La conseguenza, visibile sotto gli occhi di tutti, è la flessione delle vendite di case costose, che hanno un valore superiore ai 500.000 dollari. Il problema, è che i potenziali acquirenti di abitazioni costose si imbattono sempre più di frequente nella difficoltà ad accedere ai finanziamenti per l'acquisto delle case; e questo perchè la crisi esplosa nel settore dei mutui ha portato molte società a chiudere i rubinetti del credito.
In precedenza, tra l'altro, le società attive nel mercato dei mutui potevano in qualche modo liberarsi del rischio, ricorrendo alla cartolarizzazione del prestito, e vendendo i relativi strumenti finanziari - titoli garantiti dai mutui - agli investitori con maggiore propensione al rischio. Ora invece, causa anche la crescita nell'avversione al rischio, è più difficile per le società che erogano prestiti vendere i suddetti strumenti.
E il risultato è appunto la contrazione del credito. Alcune società, come Countrywide Financial, per esempio, sono state abbastanza chiare nel rendere noto che ora sono più orientate a erogare prestiti che possano essere garantiti dalle agenzie semi-governative Fannie Mae e Freddie Mac. E queste ultime di norma non garantiscono prestiti che hanno un valore superiore ai 417.000 dollari.

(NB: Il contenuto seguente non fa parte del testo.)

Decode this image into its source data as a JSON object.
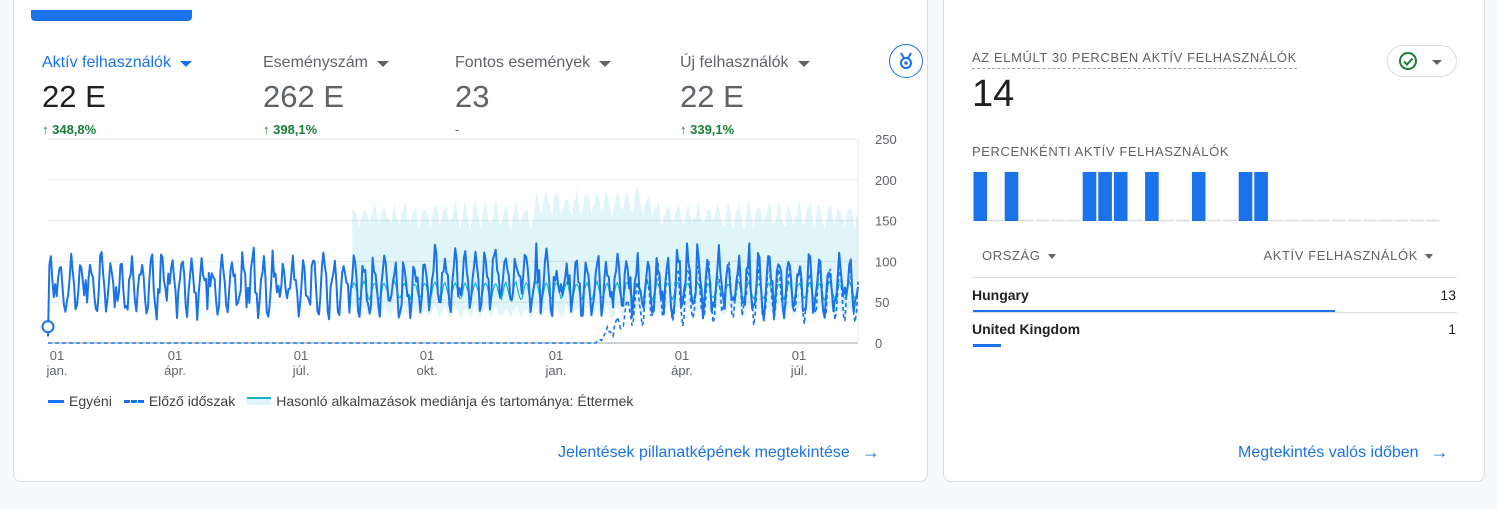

Altre hanno semplicemente reso più severi i parametri per l'erogazione del credito, decidendo anche di non erogare più i mutui "jumbo", in quanto troppo costosi. Infine, ci sono quelle banche che erogano ancora prestiti "jumbo", ma che per tutelarsi dal rischio decidono di applicare tassi di interesse più elevati: il risultato è che se in precedenza i clienti di un mutuo "jumbo" dovevano pagare tassi di interesse pari al 6,5%, ora sono sottoposti a un tasso fino al 9 per cento.